All’inizio di questo mese, Tesla ha annunciato di aver acquistato $ 1,5 miliardi di Bitcoin per “maggiore flessibilità per diversificare ulteriormente e massimizzare i rendimenti sulla liquidità”. La società ha anche affermato che prevede di iniziare ad accettare pagamenti in Bitcoin per i suoi prodotti. Addirittura nei giorni scorsi (prima del crash di ieri e oggi del bitcoin) l’analista di Wedbush Securities, Daniel Ives, ha scritto che Tesla è “sulla traiettoria per guadagnare di più dai suoi investimenti in Bitcoin che dai profitti dalla vendita delle sue auto EV (veicoli elettrici) in tutto il 2020”.
Elon Musk ha difeso su Twitter l’investimento sulla criptovaluta definendo il bitcoin una versione “meno stupida” del contante. Il ceo di Tesla ha aggiunto che la decisione di Tesla di acquistare Bitcoin non riflette direttamente la sua opinione.
A far discutere è anche l’aspetto contraddittorio della scelta di Tesla di puntare su una criptovaluta che si stima comporti consumi energetici in un anno pari a quelli di un paese intero quale l’Argentina.

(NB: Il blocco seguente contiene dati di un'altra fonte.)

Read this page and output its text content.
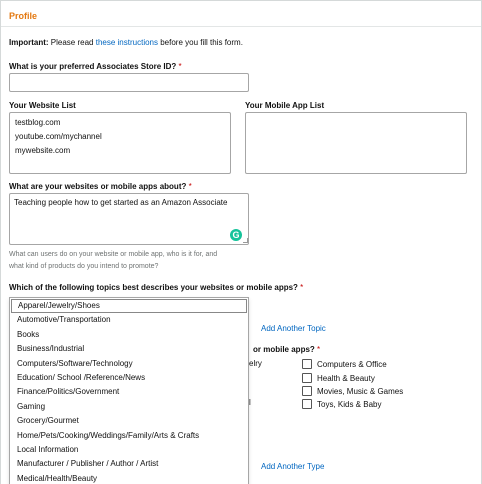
Profile
Important: Please read these instructions before you fill this form.
What is your preferred Associates Store ID? *
Your Website List
testblog.com
youtube.com/mychannel
mywebsite.com
Your Mobile App List
What are your websites or mobile apps about? *
Teaching people how to get started as an Amazon Associate
G
What can users do on your website or mobile app, who is it for, and
what kind of products do you intend to promote?
Which of the following topics best describes your websites or mobile apps? *
Add Another Topic
or mobile apps? *
elry
l
Computers & Office
Health & Beauty
Movies, Music & Games
Toys, Kids & Baby
Add Another Type
Apparel/Jewelry/Shoes
Automotive/Transportation
Books
Business/Industrial
Computers/Software/Technology
Education/ School /Reference/News
Finance/Politics/Government
Gaming
Grocery/Gourmet
Home/Pets/Cooking/Weddings/Family/Arts & Crafts
Local Information
Manufacturer / Publisher / Author / Artist
Medical/Health/Beauty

La Yellen ieri ha anche accennato alla quantità di energia consumata nell’elaborazione delle transazioni BTC e l’ha definita “sconcertante”.

I costi ambientali del mining

Il bitcoin è moneta virtuale, quindi niente carta, plastica o metallo. Il problema legato alle emissioni di CO2 è legato all’attività di mining. L’Università di Cambridge ha calcolato che il bitcoin consuma circa 121,36 terawattora all’anno. I mega computer utilizzati dai ‘miners’ consumano quantità enormi di energia elettrica e spesso risulta energia prodotta dal carbone come in Cina o in Siberia. Ovviamente potrebbe utilizzare l’energia rinnovabile in una certa misura.

Il consumo annuale di elettricità di Bitcoin lo pone al limite dell’equivalente di uno dei primi 30 paesi al mondo. In un anno utilizza circa la stessa elettricità dell’intera popolazione del Pakistan (circa 217 milioni di persone) e nel mondo sviluppato più di quella olandese (circa 17,5 milioni di persone). “Con l’aumentare del prezzo, aumenterà anche l’incentivo a utilizzare sempre più computer ad alta potenza per estrarre di più, aumentando così l’impronta energetica”, sottolineava settimana scorsa Jim Reid, analista di Deutsche Bank., che valuta come speculativo l’aumento di cinque volte da ottobre in avanti del prezzo del bitcoin “e in un mondo in cui l’ESG sta guadagnando rapidamente spazio inevitabilmente ci sarà un dibattito più ampio in arrivo sulla sua impronta di carbonio.

Tesla e ESG 

L’inclusione della criptovaluta nel portafoglio di investimenti di Tesla fa storcere quindi il naso visto che il colosso delle auto elettriche sventola la bandiera delle zero emissioni e nell’attuale contesto in cui la considerazioni ESG – ambientali, sociali e di governance – sono diventate un fattore importante per gli investitori globali, tale mossa potrebbe avere ripercussioni anche sulle scelte d’investimento. “Siamo ovviamente molto preoccupati per il livello di emissioni di anidride carbonica generate dall’estrazione di bitcoin”, ha affermato Ben Dear, ceo di Osmosis Investment Management, un investitore che gestisce circa $ 2,2 miliardi di asset che detiene azioni Tesla in diversi portafogli.
L’ingresso di grandi aziende nel mercato delle criptovalute potrebbe aumentare gli incentivi a produrre “bitcoin geeen” utilizzando energia rinnovabile. Inoltre, le aziende potrebbero acquistare carbon credits per compensare.